Regalia News – Direktorat Reserse Kriminal Umum Polda Riau bergerak cepat menindaklanjuti laporan dugaan Tindak Pidana Perdagangan Orang (TPPO) yang menimpa seorang warga Kabupaten Siak.
Korban berinisial SS (22) dilaporkan berada dalam kondisi mengkhawatirkan di Phnom Penh, Kamboja. Sebelumnya, ia sempat berpamitan kepada keluarga untuk bekerja di Malaysia.
Direktur Reserse Kriminal Umum Polda Riau, Kombes Pol Hasyim Risahondua, mengatakan pihaknya telah melakukan langkah awal penyelidikan dengan mengumpulkan keterangan dari keluarga korban di Desa Rawang Kao, Kecamatan Lubuk Dalam.pada 5/03/26
Langkah tersebut dilakukan segera setelah pihak kepolisian menerima informasi mengenai kondisi korban yang memprihatinkan.

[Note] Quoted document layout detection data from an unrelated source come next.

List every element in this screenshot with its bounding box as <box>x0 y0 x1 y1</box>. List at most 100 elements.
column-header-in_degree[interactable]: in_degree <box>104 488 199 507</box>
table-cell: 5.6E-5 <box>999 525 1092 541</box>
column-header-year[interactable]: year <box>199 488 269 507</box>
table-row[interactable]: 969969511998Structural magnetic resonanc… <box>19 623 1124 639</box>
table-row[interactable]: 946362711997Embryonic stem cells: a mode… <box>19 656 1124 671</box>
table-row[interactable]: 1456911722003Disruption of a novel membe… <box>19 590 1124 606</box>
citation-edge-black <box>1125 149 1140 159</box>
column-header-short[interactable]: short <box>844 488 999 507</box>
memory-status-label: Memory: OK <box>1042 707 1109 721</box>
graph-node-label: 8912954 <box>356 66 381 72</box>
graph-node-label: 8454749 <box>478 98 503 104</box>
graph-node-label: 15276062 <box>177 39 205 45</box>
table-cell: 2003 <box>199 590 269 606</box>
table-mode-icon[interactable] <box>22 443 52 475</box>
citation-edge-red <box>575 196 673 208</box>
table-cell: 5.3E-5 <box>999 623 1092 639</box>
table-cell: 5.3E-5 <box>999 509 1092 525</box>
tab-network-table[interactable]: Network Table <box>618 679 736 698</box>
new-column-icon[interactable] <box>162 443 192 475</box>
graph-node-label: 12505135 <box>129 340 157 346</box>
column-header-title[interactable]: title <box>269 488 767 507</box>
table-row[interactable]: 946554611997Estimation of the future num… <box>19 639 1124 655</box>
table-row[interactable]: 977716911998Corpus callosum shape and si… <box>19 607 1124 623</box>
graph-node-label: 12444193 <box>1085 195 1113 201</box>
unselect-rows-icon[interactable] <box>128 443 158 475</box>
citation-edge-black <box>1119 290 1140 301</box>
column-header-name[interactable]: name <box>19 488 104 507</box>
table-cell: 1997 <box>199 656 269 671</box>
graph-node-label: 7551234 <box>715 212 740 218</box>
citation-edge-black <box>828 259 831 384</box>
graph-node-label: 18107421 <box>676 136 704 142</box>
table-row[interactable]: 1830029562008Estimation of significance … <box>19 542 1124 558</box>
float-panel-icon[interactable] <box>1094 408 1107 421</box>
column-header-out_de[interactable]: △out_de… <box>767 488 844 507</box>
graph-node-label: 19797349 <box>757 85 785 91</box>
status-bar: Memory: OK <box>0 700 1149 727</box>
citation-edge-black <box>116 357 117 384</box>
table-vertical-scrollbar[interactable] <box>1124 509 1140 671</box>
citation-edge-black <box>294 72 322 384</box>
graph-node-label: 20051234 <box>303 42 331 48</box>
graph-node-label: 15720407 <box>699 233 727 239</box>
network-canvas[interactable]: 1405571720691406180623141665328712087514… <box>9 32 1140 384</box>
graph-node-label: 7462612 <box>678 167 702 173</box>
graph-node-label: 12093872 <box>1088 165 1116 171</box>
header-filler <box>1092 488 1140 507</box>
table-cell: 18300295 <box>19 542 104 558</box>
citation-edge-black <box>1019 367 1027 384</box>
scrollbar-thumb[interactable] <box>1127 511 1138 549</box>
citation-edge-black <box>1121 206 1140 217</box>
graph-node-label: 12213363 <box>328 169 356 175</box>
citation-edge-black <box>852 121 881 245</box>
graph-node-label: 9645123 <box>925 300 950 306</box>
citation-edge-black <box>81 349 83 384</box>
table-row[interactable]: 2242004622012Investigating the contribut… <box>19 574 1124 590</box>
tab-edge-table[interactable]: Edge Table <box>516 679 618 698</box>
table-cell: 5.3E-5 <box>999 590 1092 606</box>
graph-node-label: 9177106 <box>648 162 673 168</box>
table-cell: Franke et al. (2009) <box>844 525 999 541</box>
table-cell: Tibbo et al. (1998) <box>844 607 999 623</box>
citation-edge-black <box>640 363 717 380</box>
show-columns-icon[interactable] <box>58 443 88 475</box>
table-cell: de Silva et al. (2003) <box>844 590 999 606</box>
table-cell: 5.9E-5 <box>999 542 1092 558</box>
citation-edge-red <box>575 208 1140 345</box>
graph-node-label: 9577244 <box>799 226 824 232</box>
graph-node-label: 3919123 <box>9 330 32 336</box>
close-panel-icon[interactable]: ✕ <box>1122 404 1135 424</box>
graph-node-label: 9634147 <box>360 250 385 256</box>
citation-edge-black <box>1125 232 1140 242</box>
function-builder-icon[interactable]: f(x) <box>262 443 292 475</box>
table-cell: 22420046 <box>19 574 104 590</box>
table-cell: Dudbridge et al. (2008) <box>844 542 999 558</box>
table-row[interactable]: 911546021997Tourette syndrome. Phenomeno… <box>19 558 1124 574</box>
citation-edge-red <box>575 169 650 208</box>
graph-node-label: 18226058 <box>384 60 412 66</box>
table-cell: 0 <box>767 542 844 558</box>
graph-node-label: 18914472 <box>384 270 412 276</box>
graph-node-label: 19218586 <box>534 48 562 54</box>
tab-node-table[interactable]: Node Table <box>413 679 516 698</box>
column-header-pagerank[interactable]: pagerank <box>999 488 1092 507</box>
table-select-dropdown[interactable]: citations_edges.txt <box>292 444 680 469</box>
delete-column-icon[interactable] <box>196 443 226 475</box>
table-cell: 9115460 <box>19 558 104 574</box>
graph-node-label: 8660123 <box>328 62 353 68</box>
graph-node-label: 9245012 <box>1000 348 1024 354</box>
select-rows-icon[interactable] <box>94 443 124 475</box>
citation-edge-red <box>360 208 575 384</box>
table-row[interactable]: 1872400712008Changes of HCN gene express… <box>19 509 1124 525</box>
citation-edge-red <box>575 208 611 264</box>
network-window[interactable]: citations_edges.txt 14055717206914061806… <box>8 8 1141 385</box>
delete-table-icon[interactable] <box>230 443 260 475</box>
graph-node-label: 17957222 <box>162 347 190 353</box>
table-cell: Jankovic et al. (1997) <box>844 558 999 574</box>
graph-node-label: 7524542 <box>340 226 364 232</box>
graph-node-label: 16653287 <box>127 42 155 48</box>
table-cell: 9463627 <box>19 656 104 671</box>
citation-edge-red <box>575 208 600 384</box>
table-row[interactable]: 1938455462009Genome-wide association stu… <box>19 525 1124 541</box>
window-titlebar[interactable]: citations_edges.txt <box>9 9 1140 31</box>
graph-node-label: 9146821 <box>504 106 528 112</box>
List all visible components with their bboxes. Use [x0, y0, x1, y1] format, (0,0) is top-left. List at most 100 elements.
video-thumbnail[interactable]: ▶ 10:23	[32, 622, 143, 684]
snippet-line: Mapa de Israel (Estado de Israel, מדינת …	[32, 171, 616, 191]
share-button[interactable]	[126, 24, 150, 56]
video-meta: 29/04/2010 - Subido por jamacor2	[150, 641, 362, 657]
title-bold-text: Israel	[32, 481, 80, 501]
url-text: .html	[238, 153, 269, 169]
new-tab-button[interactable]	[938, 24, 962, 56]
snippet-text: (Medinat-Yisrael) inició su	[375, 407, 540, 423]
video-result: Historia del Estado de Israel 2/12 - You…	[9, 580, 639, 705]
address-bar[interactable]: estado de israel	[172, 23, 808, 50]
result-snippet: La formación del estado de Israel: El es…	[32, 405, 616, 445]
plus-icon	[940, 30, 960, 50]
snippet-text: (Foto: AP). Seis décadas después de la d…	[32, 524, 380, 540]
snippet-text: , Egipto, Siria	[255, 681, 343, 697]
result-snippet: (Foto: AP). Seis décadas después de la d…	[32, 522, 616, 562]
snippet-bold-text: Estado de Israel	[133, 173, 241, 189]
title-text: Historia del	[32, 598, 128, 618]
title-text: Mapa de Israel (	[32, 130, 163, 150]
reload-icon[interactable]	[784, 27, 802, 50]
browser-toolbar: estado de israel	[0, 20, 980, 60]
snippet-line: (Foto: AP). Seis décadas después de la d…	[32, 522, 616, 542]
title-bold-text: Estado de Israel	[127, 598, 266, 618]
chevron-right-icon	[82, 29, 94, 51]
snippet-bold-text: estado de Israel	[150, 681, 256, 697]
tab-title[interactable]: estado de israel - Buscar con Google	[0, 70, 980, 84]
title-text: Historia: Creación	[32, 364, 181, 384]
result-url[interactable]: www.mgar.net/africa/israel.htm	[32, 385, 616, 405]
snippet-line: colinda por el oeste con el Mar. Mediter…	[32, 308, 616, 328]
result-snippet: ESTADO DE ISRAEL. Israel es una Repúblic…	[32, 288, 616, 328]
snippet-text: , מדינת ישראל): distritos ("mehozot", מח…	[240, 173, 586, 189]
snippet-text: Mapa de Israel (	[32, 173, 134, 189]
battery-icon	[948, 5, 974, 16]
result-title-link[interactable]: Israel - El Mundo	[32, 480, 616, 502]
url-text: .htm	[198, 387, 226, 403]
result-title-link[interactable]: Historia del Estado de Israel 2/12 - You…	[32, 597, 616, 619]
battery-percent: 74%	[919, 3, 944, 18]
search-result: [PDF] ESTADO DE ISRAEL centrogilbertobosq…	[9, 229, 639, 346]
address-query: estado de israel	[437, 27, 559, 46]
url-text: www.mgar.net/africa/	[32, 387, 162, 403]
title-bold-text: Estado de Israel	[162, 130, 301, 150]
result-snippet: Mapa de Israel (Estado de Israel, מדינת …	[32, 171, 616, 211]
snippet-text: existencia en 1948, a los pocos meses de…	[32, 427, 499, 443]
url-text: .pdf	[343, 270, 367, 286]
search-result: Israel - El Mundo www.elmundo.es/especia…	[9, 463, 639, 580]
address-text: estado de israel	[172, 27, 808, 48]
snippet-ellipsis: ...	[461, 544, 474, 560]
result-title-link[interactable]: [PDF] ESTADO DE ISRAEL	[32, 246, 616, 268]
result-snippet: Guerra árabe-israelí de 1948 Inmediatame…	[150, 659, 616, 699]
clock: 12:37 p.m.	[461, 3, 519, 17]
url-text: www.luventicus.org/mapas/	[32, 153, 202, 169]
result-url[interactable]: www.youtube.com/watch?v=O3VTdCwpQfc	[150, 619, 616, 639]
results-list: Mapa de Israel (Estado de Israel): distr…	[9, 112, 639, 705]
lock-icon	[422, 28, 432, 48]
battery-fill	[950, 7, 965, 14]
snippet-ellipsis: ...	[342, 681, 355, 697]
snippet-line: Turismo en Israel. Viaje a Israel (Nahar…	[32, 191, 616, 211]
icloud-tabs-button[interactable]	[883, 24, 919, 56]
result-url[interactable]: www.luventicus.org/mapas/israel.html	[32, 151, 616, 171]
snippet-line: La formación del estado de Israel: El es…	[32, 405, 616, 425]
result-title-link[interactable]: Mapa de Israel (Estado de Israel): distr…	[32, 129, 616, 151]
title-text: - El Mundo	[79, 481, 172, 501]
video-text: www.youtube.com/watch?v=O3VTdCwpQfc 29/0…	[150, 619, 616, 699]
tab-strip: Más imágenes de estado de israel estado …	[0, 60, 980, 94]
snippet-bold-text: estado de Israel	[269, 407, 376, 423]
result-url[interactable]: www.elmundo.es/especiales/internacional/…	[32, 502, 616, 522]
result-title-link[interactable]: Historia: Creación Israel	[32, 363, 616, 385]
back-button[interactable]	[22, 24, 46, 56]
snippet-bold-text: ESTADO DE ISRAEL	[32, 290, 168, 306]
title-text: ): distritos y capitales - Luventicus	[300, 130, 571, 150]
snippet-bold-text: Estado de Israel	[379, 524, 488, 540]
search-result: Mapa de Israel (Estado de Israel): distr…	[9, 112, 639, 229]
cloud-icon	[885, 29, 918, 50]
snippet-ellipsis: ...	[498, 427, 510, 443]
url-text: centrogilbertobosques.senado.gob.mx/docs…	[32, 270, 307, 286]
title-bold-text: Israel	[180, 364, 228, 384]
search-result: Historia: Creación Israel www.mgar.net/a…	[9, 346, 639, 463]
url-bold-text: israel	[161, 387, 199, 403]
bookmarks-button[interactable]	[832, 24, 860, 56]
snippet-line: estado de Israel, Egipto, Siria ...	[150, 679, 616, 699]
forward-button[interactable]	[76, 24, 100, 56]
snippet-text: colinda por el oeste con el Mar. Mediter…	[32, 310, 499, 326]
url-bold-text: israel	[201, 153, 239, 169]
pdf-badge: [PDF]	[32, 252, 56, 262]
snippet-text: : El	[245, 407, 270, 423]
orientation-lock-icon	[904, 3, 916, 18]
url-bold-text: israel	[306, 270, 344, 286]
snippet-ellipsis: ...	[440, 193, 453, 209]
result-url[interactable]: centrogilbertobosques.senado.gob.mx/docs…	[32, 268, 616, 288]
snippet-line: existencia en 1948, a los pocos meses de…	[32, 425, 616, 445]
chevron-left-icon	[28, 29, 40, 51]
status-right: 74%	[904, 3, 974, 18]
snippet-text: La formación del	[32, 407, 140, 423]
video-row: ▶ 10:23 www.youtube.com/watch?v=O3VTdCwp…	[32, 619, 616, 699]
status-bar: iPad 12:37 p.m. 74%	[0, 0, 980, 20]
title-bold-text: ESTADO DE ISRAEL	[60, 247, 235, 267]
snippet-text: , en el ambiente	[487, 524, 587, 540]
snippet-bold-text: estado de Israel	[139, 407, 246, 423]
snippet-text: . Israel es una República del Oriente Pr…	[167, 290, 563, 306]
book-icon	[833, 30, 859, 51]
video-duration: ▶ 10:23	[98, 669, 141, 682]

Peristiwa ini bermula pada 12 Desember 2025 ketika SS berangkat ke Malaysia untuk bekerja sebagai Tenaga Kerja Wanita (TKW).
“Berdasarkan pengakuan keluarga, korban saat itu merasa tenang karena memiliki rekan kerja bernama Bram Silitonga yang telah menantinya di negara jiran tersebut,” ujar Hasyim, Rabu (4/3/2026).
Memasuki Januari 2026, keluarga mulai diliputi kekhawatiran. Dalam komunikasi singkat, SS menyampaikan bahwa dirinya sakit dan ternyata telah berada di Phnom Penh, Kamboja, bukan lagi di Malaysia tanpa penjelasan yang jelas kepada pihak keluarga.
Kondisi kesehatannya dilaporkan terus memburuk hingga tidak mampu menggerakkan anggota tubuhnya.
Informasi yang diterima keluarga menyebutkan korban tengah dirawat di salah satu rumah sakit di ibu kota Kamboja tersebut dalam kondisi serius.
Di tengah situasi tersebut, keluarga juga mengaku mendapat intimidasi dari seorang pria yang mengaku sebagai rekan korban.
Pria tersebut diduga meminta sejumlah uang untuk biaya pengobatan dan mengancam korban akan disuntik mati apabila permintaan tersebut tidak dipenuhi.
“Menanggapi situasi ini, kami tengah mendalami apakah kasus ini murni TPPO atau bagian dari sindikat scam internasional,” jelasnya.
Penempatan kerja nonprosedural ke luar negeri kerap menjadi celah terjadinya praktik eksploitasi yang membahayakan keselamatan warga negara Indonesia.
Saat ini, Polda Riau terus berkoordinasi dengan instansi terkait serta otoritas lintas negara guna memastikan lokasi korban dan menjamin keselamatannya.
“Kami juga mengimbau masyarakat agar tidak mudah tergiur tawaran kerja luar negeri yang menjanjikan kemudahan tanpa dokumen resmi agar tidak terjebak dalam praktik perdagangan manusia,” pungkasnya.